Posté en tant qu’invité par Christophe:
Damien, comme tu l’as peut être remarqué, je dois faire partie de ces personnes que Lionel qualifie d’esthético-puristes et Bruno Fara de grincheux/réacts du coinceur. Ces termes ne me dérangent pas, bien au contraire. S’ils souhaitent me les attribuer, je les considérais presque comme des compliments surtout quand ils viennent d’aussi illustres personnages qui pour certains sont particulièrement connaisseurs dans ces traits de caractère. 
Je ne vais pas répéter les nombreux arguments échangés à de très nombreuses reprises sur ces problématiques de rééquipements non concertés.
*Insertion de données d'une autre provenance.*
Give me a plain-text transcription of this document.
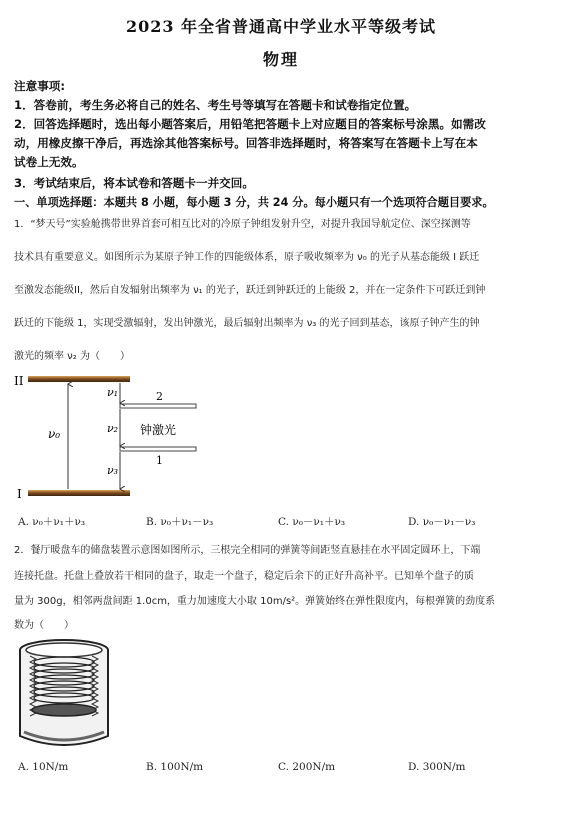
2023 年全省普通高中学业水平等级考试
物理
注意事项:
1．答卷前，考生务必将自己的姓名、考生号等填写在答题卡和试卷指定位置。
2．回答选择题时，选出每小题答案后，用铅笔把答题卡上对应题目的答案标号涂黑。如需改
动，用橡皮擦干净后，再选涂其他答案标号。回答非选择题时，将答案写在答题卡上写在本
试卷上无效。
3．考试结束后，将本试卷和答题卡一并交回。
一、单项选择题：本题共 8 小题，每小题 3 分，共 24 分。每小题只有一个选项符合题目要求。
1．“梦天号”实验舱携带世界首套可相互比对的冷原子钟组发射升空，对提升我国导航定位、深空探测等
技术具有重要意义。如图所示为某原子钟工作的四能级体系，原子吸收频率为 ν₀ 的光子从基态能级 I 跃迁
至激发态能级II，然后自发辐射出频率为 ν₁ 的光子，跃迁到钟跃迁的上能级 2，并在一定条件下可跃迁到钟
跃迁的下能级 1，实现受激辐射，发出钟激光，最后辐射出频率为 ν₃ 的光子回到基态，该原子钟产生的钟
激光的频率 ν₂ 为（　　）
II
I
2
1
钟激光
ν₀
ν₁
ν₂
ν₃
A. ν₀＋ν₁＋ν₃	B. ν₀＋ν₁－ν₃	C. ν₀－ν₁＋ν₃	D. ν₀－ν₁－ν₃
2．餐厅暖盘车的储盘装置示意图如图所示，三根完全相同的弹簧等间距竖直悬挂在水平固定圆环上，下端
连接托盘。托盘上叠放若干相同的盘子，取走一个盘子，稳定后余下的正好升高补平。已知单个盘子的质
量为 300g，相邻两盘间距 1.0cm，重力加速度大小取 10m/s²。弹簧始终在弹性限度内，每根弹簧的劲度系
数为（　　）
A. 10N/m	B. 100N/m	C. 200N/m	D. 300N/m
Cependant, afin de me coucher moins con, pourrais tu me renseigner sur un point précis : qu’elles sont tes motivations réelles. Sans aller jusqu’à penser qu’il s’agit de provocation, j’ai quelques doutes sur la nature humaine et la gratuité des actes du genre humain. Permets moi d’être septique mais je pense pas que l’on fasse par hasards 1000km de voyage, 2 heures de marche avec un perfo au cul, 5 heures de grimpe avec toujours le perfo, et à nouveau 2h de marche avec le perfo au retour sous le soleil, uniquement par esprit de « bonne volonté et de faire ce travail ingrat à notre place » dixit mariek. En plus tout le monde sait très bien qu’il aura toujours un grincheux pour te pourrir d’avoir rééquipé.
Je ne crois pas que tu sois passé là par hasard avec un perfo. Surtout, lorsque ensuite tu signes 2 fois dans un post sur un des plus gros site de grimpe Française avec ton NOM écris en Majuscule en insistant sur le nombre d’année te séparant de ton acte de naissance. Détail certes intéressant pour rentrer éventuellement dans un quelconque Guinness mais qui me semblent fort éloigné de l’objet de la discussion.
Un dialogue étant avant tout un échange d’information, je me permets de te conseiller la lecture instructive du topo des Calanques, notamment le chapitres sur le rééquipement avec notamment un passage sur le fait de privilégier l’assurage naturel et certains textes sur Devenson/Castevieil qui « ont le mérite de faire débattre sur des notions générales comme le respect des autres ou plus basiquement de parler de gestions intelligente et concertée des sites d’escalades » extrait de la page 406.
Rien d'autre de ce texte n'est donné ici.